Genel bir ifade ile "yetki" kavrami, bir davaya hangi yerdeki görevli mahkeme tarafindan bakilacagini belirler. Mahkemenin yetkisi belirlenirken, o dava ile ilgili taraflarin veya davanin konusunu olusturan seyin bulundugu yer esas alinir.

Yetki kavramini milletlerarasi yetki ve iç yetki olarak ikiye ayirarak incelemek mümkündür. Iç yetki, bir davaya belirli bir devlet sinirlari içerisinde hangi yerdeki mahkeme tarafindan bakilacagini belirlerken, milletlerarasi yetki, uluslararasi yetki kurallari kapsaminda bir davanin hangi devlet mahkemelerinde görülecegini, yani uluslararasi nitelikli bir uyusmazligin çözümünde hangi ülke mahkemelerinin yetkili olacagini belirler. Diger bir tanima göre, milletlerarasi yetki, yabanci unsurlu davalarda, bir devletin mahkemelerinin, diger devlet mahkemelerine nazaran yetkili olup olmadiklarini ifade eder.

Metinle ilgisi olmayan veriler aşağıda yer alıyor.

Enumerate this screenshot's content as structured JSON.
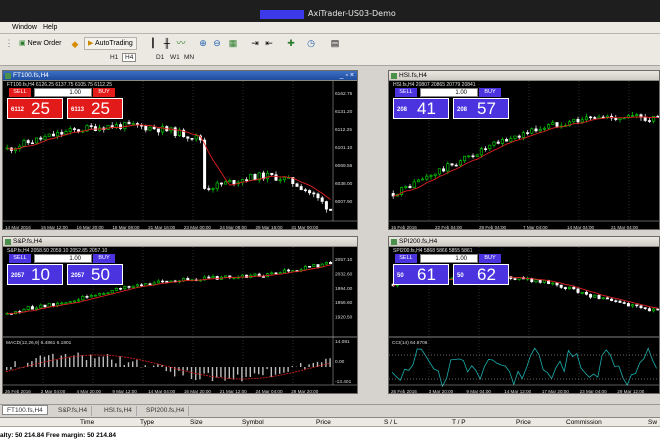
{
  "window": {
    "title": "AxiTrader-US03-Demo"
  },
  "menu": [
    "Window",
    "Help"
  ],
  "toolbar": {
    "new_order": "New Order",
    "autotrading": "AutoTrading",
    "timeframes": [
      "H1",
      "H4",
      "D1",
      "W1",
      "MN"
    ],
    "active_timeframe": "H4"
  },
  "charts": [
    {
      "title": "FT100.fs,H4",
      "info": "FT100.fs,H4  6126.25 6137.75 6105.75 6112.25",
      "active": true,
      "color": "#e41b1b",
      "panel": {
        "sell": "SELL",
        "buy": "BUY",
        "lot": "1.00",
        "sell_small": "6112",
        "sell_big": "25",
        "buy_small": "6113",
        "buy_big": "25"
      },
      "price_labels": [
        "6162.75",
        "6131.20",
        "6112.25",
        "6101.10",
        "6069.55",
        "6038.00",
        "6007.90"
      ],
      "date_labels": [
        "14 Mar 2016",
        "15 Mar 12:00",
        "16 Mar 20:00",
        "18 Mar 08:00",
        "21 Mar 16:00",
        "23 Mar 00:00",
        "24 Mar 08:00",
        "29 Mar 16:00",
        "31 Mar 00:00"
      ],
      "indicator": null
    },
    {
      "title": "HSI.fs,H4",
      "info": "HSI.fs,H4  20807 20865 20779 20841",
      "active": false,
      "color": "#4b33e0",
      "panel": {
        "sell": "SELL",
        "buy": "BUY",
        "lot": "1.00",
        "sell_small": "208",
        "sell_big": "41",
        "buy_small": "208",
        "buy_big": "57"
      },
      "price_labels": [],
      "date_labels": [
        "15 Feb 2016",
        "22 Feb 04:00",
        "29 Feb 04:00",
        "7 Mar 04:00",
        "14 Mar 04:00",
        "21 Mar 04:00"
      ],
      "indicator": null
    },
    {
      "title": "S&P.fs,H4",
      "info": "S&P.fs,H4  2058.50 2059.10 2052.85 2057.10",
      "active": false,
      "color": "#4b33e0",
      "panel": {
        "sell": "SELL",
        "buy": "BUY",
        "lot": "1.00",
        "sell_small": "2057",
        "sell_big": "10",
        "buy_small": "2057",
        "buy_big": "50"
      },
      "price_labels": [
        "2057.10",
        "2032.60",
        "1994.00",
        "1956.60",
        "1920.50"
      ],
      "date_labels": [
        "26 Feb 2016",
        "2 Mar 04:00",
        "4 Mar 20:00",
        "9 Mar 12:00",
        "14 Mar 04:00",
        "16 Mar 20:00",
        "21 Mar 12:00",
        "24 Mar 04:00",
        "29 Mar 20:00"
      ],
      "indicator": {
        "label": "MACD(12,26,9) 6.4861 6.1801",
        "levels": [
          "14.081",
          "0.00",
          "-13.401"
        ]
      }
    },
    {
      "title": "SPI200.fs,H4",
      "info": "SPI200.fs,H4  5868 5866 5855 5861",
      "active": false,
      "color": "#4b33e0",
      "panel": {
        "sell": "SELL",
        "buy": "BUY",
        "lot": "1.00",
        "sell_small": "50",
        "sell_big": "61",
        "buy_small": "50",
        "buy_big": "62"
      },
      "price_labels": [],
      "date_labels": [
        "26 Feb 2016",
        "3 Mar 20:00",
        "9 Mar 04:00",
        "14 Mar 12:00",
        "17 Mar 20:00",
        "23 Mar 04:00",
        "29 Mar 12:00"
      ],
      "indicator": {
        "label": "CCI(14) 64.8706",
        "levels": []
      }
    }
  ],
  "tabs": [
    "FT100.fs,H4",
    "S&P.fs,H4",
    "HSI.fs,H4",
    "SPI200.fs,H4"
  ],
  "terminal": {
    "columns": [
      "Time",
      "Type",
      "Size",
      "Symbol",
      "Price",
      "S / L",
      "T / P",
      "Price",
      "Commission",
      "Sw"
    ],
    "account_line": "alty: 50 214.84  Free margin: 50 214.84"
  }
}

Yabanci nitelikli bir uyusmazlik özelinde yine mahkemenin yetkisini ikiye ayrilarak incelemek mümkündür. Bir davaya hangi devletin mahkemelerinde bakilacagini belirleyen yetki "milletlerarasi yetki" olarak adlandirilirken, uyusmazliga bu devletin ülkesi içinde hangi yerdeki mahkeme tarafindan bakilacagini belirleyen yetki "iç yetki" olarak nitelendirilir. Ülke iç yetki kurallari, o ülke sinirlari içerisinde açilmis veya açilacak tüm davalarda, yabancilik unsuru tasisin veya tasimasin uygulanir. Yabancilik unsur tasiyan davalarda, bir devlet mahkemesinin yer itibariyle yetkili olabilmesi hem milletlerarasi yetki hem de iç yetki kurallari ile tayin edilir.

2.      Türk Mahkemelerinin Milletlerarasi Yetkisi

Milletlerarasi anlamda tek bir yetki sistemi yoktur; her devlet kendi mahkemelerinin milletlerarasi yetkisini kendi milletlerarasi yetki kurallarina göre tayin eder. Ancak, milletlerarasi sözlesmeler yolu ile belirli konulara iliskin olarak düzenlenen milletlerarasi yetki kurallari bu kuralin istisnasini olusturur. Nafaka, alim-satim, mülkiyetin ihlali, mahkeme ve hakem kararlarinin taninmasi ve tenfizi gibi konularda düzenlenmis sözlesmeler birçok devlet tarafindan onaylanarak yürürlüge girmistir. Bu sözlesmeler, onaylayan devletler açisindan öncelikle uygulanacaktir.

Milletlerarasi sözlesmelerin alanina girmeyen konularda Türk hukukunda mahkemelerin milletlerarasi yetkisi 5718 sayili Milletlerarasi Özel Hukuk ve Usul Hukuku Hakkinda Kanun ile düzenlenmistir. Kanun'un 40. maddesinde milletlerarasi yetki konusunda genel bir kural getirilmistir. Buna göre, "Türk mahkemelerinin milletlerarasi yetkisini, iç hukukun yer itibariyle yetki kurallari tayin eder." Bu kural, milletlerarasi yetkiyi iç hukuk ile uyum içinde olan, uygulamasi kolay, uyusmazliklarin niteligine uygun olan bir esasa baglamistir.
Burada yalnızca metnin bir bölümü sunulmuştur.